Points ignition systems were once a common type of ignition system used on vintage Harley-Davidson motorcycles. These systems use a set of mechanical contacts, known as "points," to control the flow of electricity to the spark plugs and ignite the fuel-air mixture in the engine's cylinders.
In a points ignition system, the points are mounted on a cam that rotates along with the crankshaft of the engine. As the cam turns, the points open and close in a repeating pattern, allowing a current of electricity to flow through the ignition coil and to the spark plugs.

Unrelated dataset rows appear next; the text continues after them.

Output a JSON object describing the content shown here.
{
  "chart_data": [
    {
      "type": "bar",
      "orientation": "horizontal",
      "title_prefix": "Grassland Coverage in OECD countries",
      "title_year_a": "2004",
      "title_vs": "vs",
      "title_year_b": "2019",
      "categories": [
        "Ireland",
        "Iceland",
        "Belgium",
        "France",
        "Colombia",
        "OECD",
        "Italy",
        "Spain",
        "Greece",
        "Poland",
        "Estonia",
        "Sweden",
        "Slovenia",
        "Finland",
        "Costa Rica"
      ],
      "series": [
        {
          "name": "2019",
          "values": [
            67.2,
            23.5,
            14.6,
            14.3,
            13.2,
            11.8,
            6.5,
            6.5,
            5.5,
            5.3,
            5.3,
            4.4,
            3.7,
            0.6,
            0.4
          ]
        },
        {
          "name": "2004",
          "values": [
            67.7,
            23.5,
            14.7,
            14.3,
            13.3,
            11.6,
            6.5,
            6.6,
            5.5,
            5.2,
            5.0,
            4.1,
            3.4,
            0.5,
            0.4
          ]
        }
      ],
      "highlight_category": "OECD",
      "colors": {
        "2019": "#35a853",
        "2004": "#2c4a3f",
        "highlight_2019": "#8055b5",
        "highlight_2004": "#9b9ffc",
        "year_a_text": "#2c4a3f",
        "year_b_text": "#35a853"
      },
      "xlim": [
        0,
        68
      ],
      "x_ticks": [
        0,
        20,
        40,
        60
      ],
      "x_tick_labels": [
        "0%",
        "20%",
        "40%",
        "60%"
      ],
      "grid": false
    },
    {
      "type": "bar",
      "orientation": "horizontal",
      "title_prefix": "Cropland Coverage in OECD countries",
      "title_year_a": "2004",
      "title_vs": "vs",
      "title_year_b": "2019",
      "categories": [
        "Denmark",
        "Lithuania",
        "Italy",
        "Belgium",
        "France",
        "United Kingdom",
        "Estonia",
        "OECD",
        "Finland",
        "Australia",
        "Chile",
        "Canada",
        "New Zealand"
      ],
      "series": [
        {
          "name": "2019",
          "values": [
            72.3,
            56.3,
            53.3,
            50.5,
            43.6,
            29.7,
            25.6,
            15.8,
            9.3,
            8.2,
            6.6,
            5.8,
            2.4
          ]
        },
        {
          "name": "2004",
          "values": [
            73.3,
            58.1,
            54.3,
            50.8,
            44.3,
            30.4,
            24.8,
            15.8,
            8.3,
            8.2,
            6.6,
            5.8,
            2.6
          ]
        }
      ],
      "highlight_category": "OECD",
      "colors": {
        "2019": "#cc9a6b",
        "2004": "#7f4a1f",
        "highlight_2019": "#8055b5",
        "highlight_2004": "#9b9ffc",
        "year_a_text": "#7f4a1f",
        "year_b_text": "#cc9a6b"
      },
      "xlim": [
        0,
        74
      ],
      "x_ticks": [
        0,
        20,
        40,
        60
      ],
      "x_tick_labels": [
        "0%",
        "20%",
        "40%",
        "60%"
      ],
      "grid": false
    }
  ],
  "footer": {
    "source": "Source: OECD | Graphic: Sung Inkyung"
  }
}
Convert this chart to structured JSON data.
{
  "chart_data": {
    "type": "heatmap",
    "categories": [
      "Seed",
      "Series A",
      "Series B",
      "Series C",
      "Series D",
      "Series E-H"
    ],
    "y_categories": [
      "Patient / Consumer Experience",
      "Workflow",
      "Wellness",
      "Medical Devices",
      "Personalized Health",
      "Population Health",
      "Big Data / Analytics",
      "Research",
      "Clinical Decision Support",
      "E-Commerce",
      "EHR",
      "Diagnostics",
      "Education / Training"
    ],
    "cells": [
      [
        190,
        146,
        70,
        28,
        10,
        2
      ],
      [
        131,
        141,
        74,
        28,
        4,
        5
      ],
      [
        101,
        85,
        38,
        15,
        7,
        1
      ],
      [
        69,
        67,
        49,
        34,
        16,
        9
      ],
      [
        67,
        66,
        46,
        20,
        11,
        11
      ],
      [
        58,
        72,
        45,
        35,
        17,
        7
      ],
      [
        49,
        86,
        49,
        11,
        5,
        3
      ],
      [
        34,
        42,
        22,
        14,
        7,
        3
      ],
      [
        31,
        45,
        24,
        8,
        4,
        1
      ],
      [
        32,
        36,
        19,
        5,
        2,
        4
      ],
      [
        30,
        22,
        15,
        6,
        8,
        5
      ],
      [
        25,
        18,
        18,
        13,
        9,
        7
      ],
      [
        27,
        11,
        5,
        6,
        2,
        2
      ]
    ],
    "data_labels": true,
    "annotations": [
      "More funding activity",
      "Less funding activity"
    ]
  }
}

The points are held closed by a spring and are opened by a cam follower, which is a small metal rod that follows the contours of the cam. As the cam follower rides up and down on the cam, it pushes against the points, causing them to open and close.
The timing of the ignition system is controlled by the position of the cam and the points in relation to the crankshaft. If the points are not correctly timed, the spark plugs may not fire at the optimal time, leading to poor engine performance or even engine damage.
Overall, the points ignition system on a vintage Harley-Davidson motorcycle works by mechanically opening and closing a set of points to control the flow of electricity to the spark plugs and ignite the fuel-air mixture in the engine's cylinders. Proper timing is essential to ensure optimal engine performance.